An optical frequency generator could produce radio-frequency (RF) output with both lower noise and lower power consumption than is possible with currently used equipment. The optical RF synthesizer, patented by Ronald Logan Jr. while at the Caltech Jet Propulsion Laboratory (Pasadena, CA; US patent #5,379,309), generates phase-stable, intensity-modulated optical carriers with frequencies ranging from about 1 GHz to more than 100 GHz.1 A host of applications that use optical fibers, ranging from communications to radio astronomy, could benefit from the use of intensity-modulated signals at microwave and millimeterwave frequencies.
Such signals are currently generated both optically and electronically. Optical heterodyne signal-generation systems are based on two CW lasers tuned to slightly different frequencies, f1 and f2. The two laser ouputs are combined, and the difference between the two frequencies results in a beat at a third frequency (f1–f2). The frequency difference between the two lasers can be selected to produce a desired beat frequency. Applications that require RF signals modulated on optical carriers can use this signal directly, whereas applications that require an electronic RF signal use a fast detector to convert the optical signal to an electronic one.
One drawback of this method is that the two source lasers are not in phase, and the phase fluctuations introduce noise to the beat-frequency output. Many applications also require the RF output signal to be in phase with a reference oscillator—but the noisy output from these optical generators is difficult to force into phase coherence at microwave and millimeterwave frequencies. Such problems have limited the application of optical heterodyning for RF generation. Instead, electronic generation is used.
Electronic RF generators are used for many nonoptical applications. Encoding electronically synthesized signals onto optical carriers is, however, a problem. According to Logan, optical intensity modulators are inefficient for frequencies from 20 to 100 GHz. Widely tunable electronic generators also tend to be large and expensive devices. Thus, a commercially available electronic frequency generator from Hewlett-Packard (Santa Clara, CA) with a range from 10 MHz to 50 GHz is a 65-lb, $60,000 device.

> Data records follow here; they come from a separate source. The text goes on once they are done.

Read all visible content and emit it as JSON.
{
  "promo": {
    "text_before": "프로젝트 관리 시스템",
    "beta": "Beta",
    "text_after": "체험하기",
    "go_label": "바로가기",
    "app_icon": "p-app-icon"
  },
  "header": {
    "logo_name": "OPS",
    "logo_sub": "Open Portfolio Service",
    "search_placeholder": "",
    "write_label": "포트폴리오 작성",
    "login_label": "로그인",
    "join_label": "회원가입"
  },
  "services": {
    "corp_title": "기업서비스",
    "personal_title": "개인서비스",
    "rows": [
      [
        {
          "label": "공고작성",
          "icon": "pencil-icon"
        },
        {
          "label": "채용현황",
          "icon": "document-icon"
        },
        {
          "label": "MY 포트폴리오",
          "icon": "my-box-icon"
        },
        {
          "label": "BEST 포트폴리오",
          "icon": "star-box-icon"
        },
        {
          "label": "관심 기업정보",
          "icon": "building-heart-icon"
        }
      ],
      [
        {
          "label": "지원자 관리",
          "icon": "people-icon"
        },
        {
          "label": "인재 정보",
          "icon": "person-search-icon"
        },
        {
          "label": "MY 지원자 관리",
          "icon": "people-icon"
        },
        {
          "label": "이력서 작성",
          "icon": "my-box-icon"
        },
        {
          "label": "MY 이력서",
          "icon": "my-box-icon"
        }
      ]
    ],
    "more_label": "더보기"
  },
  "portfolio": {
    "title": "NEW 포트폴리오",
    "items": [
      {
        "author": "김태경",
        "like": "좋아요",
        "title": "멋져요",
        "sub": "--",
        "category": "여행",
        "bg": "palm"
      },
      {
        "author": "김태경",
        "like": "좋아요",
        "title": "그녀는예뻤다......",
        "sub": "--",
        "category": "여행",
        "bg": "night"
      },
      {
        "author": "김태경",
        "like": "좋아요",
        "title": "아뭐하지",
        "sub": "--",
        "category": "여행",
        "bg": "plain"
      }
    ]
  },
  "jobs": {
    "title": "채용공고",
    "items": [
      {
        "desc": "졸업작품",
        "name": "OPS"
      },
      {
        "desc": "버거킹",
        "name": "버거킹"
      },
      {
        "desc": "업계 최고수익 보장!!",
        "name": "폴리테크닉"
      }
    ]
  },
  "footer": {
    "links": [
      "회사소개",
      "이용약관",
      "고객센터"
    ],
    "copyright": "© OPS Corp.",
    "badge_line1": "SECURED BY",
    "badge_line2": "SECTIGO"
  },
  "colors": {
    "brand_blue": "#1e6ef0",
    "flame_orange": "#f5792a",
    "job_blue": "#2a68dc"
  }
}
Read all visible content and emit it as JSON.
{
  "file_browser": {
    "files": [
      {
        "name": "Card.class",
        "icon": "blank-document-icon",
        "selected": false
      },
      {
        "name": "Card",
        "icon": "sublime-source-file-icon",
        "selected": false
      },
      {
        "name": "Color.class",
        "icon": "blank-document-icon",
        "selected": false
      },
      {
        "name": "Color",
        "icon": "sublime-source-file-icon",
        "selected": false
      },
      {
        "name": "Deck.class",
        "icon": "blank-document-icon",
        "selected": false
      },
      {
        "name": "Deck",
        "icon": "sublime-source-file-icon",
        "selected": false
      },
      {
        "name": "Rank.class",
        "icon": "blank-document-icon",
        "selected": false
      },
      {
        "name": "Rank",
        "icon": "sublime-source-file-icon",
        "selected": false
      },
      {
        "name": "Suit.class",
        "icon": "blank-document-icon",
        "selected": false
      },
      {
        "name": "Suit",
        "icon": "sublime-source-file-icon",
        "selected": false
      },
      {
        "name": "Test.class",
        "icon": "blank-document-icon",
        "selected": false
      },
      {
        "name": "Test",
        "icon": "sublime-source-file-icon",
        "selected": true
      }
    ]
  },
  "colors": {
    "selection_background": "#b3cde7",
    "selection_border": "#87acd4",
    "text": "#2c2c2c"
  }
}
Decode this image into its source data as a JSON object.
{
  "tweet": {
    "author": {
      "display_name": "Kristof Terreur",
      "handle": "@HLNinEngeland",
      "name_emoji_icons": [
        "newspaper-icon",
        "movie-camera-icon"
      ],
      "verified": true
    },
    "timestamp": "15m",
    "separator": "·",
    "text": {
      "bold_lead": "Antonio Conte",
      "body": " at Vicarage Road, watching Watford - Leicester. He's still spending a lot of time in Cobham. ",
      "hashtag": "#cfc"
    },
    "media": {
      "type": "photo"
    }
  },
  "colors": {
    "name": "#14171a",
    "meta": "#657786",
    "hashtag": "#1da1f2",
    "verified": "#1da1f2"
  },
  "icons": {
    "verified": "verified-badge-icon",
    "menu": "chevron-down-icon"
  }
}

In a paper to be presented at the 1996 SPIE Annual Meeting (paper 2844-40; Denver, CO) this month, Logan describes his refined optical heterodyne signal generator. The two CW lasers are each injection-locked to a different frequency chosen from the available longitudinal optical modes of another modelocked laser. The modelocked laser, in turn, is driven by an electronic reference oscillator. This arrangement creates a “comb” of many frequencies, separated by the reference oscillator frequency, from which the frequencies f1 and f2 can be chosen.
Active modelocking forces coherence between the different longitudinal modes of the reference laser, and the modes are used to injection-lock the other lasers. The phase noise in each of the injection-locked lasers is thus correlated with the other, so much of the noise is canceled when the two optical signals are combined. The beat-frequency output signal and the electronic reference oscillator have a high degree of phase coherence with each other.
All three lasers could be semiconductor devices, so the design is well suited to integration, which could make mass production of the optical generator feasible. Higher-frequency modulation could be used to provide higher-speed fiberoptic telecommunications. The generator could also be used in microwave and millimeterwave test equipment, laser ranging systems, and fiberoptic delay-line stabilized oscillators.
One nonoptical application that could use this device is RF upconversion and downconversion: electronic devices mix a local oscillator signal with a higher-frequency signal but require several stages to downconvert from millimeter waves to DC. His device, says Logan, could provide the conversion range in a single stage.
Logan, who is currently manager of advanced photonic technology at Uniphase Telecommunication Products (Chalfont, PA), says that his refined optical heterodyne signal generator has yet to be demonstrated, but his company has made a funding proposal to the US Advanced Research Projects Agency. Despite the lack of a demonstration, the chair of the conference at which Logan will present his paper, Brian Hendrickson, is enthusiastic about the work. Hendrickson calls it a “revolutionary frequency generator,” adding, “The device has a potential 400 to 1 reduction in size over conventional electronic synthesizers and very low power consumption.”